Interview questions

Question

This is an interview question:

Given: f(n) = O(n)
       g(n) = O(n²)
find f(n) + g(n) and f(n)⋅g(n)?

What would be the answer for this question?

Answer 1

O(f(n) + g(n)) = O(max{f(n), g(n)}) 

so for first

f(n) + g(n) = O(max{n, n^2}) = O(n^2)

for

f(n) ⋅ g(n) 

we will have

O(f(n) ⋅ g(n)) = O(n ⋅ n^2) = O(n^3)

Answer 2

This question can be understood like this :-

f(n)=O(n) means it takes O(n) time to compute f(n).

Similarly,

for g(n) which requires O(n^2) time

So,

P(n)=f(n)+g(n) would definitely take O(n)+O(n^2)+O(1)(for addition, once you know the value of both f and g)

. Hence, this new function

P(n) would require O(n^2) time.

Same is the case for

Q(n) =f(n)*g(n) which requires O(n^2) time

.

Answer 3

Think about it this way.

f(n) = c.n + d
g(n) = a.n^2 + b.n + p

Then,
f(n) + g(n) = a.n^2 + (lower powers of n)
And,
f(n).g(n) = x.n^3 + (lower powers of n)

It follows that O(f(n) + g(n)) = O(n^2)

and O(f(n).g(n)) = O(n^3)

Answer 4

When this answer was prepared, f(n) was shown as o(n) and g(n) as Θ(n²).

From f(n) = o(n) and g(n) = Θ(n²) you get a lower bound of o(n²) for f(n) + g(n), but you don't get an upper bound on f(n) + g(n) because no upper bound was given on f(n). [Note, in above, Θ is a big-θ, or big theta]

For f(n)·g(n), you get a lower bound of o(n³) because Θ(n²) implies lower and upper bounds of o(n²) and O(n²) for g(n). Again, no upper bound on f(n)·g(n) is available, because f(n) can be arbitrarily large; for f(n), we only have an o(n) lower bound.

With the question modified to give only upper bounds on f and g, as f(n) = O(n) and g(n) = O(n²), we have that f(n)+g(n) is O(n²) and f(n)·g(n) is O(n³).
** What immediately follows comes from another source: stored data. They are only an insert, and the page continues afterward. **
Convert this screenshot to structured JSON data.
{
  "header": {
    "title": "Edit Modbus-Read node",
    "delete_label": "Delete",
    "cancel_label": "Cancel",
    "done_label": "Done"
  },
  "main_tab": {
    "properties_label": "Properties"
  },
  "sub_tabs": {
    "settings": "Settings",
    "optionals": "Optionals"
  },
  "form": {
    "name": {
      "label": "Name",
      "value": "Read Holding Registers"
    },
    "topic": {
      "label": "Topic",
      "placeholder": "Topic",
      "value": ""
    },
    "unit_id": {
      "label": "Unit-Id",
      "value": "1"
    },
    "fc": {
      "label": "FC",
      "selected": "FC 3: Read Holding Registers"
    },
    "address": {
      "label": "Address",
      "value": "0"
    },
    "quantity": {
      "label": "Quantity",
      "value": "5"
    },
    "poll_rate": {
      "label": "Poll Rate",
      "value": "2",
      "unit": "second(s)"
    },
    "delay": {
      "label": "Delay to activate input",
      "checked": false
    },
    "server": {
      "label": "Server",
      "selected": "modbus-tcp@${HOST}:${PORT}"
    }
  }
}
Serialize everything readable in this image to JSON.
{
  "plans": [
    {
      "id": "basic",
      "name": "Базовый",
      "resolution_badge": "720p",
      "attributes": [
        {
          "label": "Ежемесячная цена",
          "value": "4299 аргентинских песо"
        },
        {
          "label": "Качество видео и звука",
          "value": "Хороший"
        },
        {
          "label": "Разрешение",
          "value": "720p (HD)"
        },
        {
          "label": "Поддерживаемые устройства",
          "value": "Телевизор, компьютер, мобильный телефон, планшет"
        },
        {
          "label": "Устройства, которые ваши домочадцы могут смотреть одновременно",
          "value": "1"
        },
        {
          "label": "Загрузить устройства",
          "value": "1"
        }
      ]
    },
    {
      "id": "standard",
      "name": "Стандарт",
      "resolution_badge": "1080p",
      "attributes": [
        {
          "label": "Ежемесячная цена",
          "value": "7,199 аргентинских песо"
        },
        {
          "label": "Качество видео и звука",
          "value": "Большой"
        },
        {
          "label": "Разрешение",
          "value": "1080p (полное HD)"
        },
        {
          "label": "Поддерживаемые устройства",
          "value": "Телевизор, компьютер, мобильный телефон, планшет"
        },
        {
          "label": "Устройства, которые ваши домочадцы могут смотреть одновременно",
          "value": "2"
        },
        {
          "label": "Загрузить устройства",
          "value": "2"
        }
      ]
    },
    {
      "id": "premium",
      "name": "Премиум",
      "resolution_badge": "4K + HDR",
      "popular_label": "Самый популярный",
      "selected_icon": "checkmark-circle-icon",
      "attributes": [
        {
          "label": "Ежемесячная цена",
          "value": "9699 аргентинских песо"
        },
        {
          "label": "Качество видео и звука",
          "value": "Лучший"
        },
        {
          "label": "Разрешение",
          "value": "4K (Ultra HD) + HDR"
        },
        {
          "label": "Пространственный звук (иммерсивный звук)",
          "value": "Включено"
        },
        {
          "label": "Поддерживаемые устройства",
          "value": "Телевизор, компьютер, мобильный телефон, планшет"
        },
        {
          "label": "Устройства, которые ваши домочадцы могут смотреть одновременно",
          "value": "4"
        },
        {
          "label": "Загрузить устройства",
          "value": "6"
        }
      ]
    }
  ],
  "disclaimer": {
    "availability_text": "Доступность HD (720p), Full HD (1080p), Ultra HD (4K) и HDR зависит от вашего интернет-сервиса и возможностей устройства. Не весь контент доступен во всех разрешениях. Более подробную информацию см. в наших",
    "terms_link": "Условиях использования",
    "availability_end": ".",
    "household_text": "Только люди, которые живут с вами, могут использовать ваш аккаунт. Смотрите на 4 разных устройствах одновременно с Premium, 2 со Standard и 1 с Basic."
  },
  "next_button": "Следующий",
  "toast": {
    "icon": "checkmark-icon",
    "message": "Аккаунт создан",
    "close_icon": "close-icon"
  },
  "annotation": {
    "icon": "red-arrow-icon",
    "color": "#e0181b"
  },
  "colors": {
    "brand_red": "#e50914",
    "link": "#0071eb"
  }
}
To show this rigorously is a bit tedious, but is quite straightforward. Eg, for the f(n)·g(n) case, suppose that by the definitions of O(n) and O(n²) we are given C, X, K, Y such that n>X ⇒ C·n > f(n) and n>Y ⇒ K·n² > g(n). Let J=C·K and Z=max(X,Y). Then n>Z ⇒ J·n³ > f(n)·g(n) which proves that f(n)·g(n) is O(n³).